En el día del idioma, leamos el Caribe

La lectura, permite adquirir conocimiento, y así, entender todo lo que nos rodea


Por: Ángela Pertuz


A través del idioma descubrimos nuestra esencia, nuestro pasado y presente; gracias a él desde la lectura nos re-descubrimos en letras y viajamos a mundos imaginarios, así como también volvemos a lugares existentes, encarnados en personajes de ensueños y realidades.

Por ello, aprovecha esta cuarentena y comparte tiempo de calidad con la familia en una lectura colectiva, así como hicimos en RegiónCaribe.ORG.


Redescúbrete en "Cien años de Soledad", novela cumbre de Gabriel García Márquez; escritor que entre párrafos dibujó al Caribe Colombiano.

Continuación del 1er capítulo…

Melquíades, que era un hombre honrado, le previno: «Para eso no sirve.» Pero José Arcadio Buendía no creía en aquel tiempo en la honradez de los gitanos, así que cambió su mulo y una partida de chivos por los dos lingotes imantados.


Úrsula Iguarán, su mujer, que contaba con aquellos animales para ensanchar el desmedrado patrimonio doméstico, no consiguió disuadirlo. «Muy pronto ha de sobrarnos oro para empedrar la casa», replicó su marido.


Durante varios meses se empeñó en demostrar el cierto de sus conjeturas.
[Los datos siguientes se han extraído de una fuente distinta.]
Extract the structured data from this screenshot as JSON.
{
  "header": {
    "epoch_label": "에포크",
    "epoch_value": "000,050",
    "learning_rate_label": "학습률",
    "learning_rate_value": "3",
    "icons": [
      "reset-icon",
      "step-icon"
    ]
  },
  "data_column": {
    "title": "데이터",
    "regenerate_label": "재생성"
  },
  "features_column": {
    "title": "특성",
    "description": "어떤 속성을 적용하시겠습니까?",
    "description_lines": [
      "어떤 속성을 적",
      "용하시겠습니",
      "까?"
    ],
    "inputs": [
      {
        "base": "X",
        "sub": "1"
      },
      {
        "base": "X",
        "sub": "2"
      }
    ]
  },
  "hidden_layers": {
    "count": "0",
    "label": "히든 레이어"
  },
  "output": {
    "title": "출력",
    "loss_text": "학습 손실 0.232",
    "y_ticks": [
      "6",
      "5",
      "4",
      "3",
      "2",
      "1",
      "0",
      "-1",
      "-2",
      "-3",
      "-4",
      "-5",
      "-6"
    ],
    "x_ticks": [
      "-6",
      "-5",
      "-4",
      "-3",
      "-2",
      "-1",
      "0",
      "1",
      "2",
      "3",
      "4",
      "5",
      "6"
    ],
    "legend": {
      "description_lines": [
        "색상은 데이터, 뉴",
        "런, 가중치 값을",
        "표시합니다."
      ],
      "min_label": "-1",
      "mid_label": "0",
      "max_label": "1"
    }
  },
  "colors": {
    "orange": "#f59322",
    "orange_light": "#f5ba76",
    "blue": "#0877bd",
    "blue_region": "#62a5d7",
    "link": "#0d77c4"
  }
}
Exploró palmo a palmo la región, inclusive el fondo del río, arrastrando los dos lingotes de hierro y recitando en voz alta el conjuro de Melquíades. Lo único que logró desenterrar fue una armadura del siglo xv con todas sus partes soldadas por un cascote de óxido, cuyo interior tenía la resonancia hueca de un enorme calabazo lleno de piedras.


Cuando José Arcadio Buendía y los cuatro hombres de su expedición lograron desarticular la armadura, encontraron dentro un esqueleto calcificado que llevaba colgado en el cuello un relicario de cobre con un rizo de mujer”.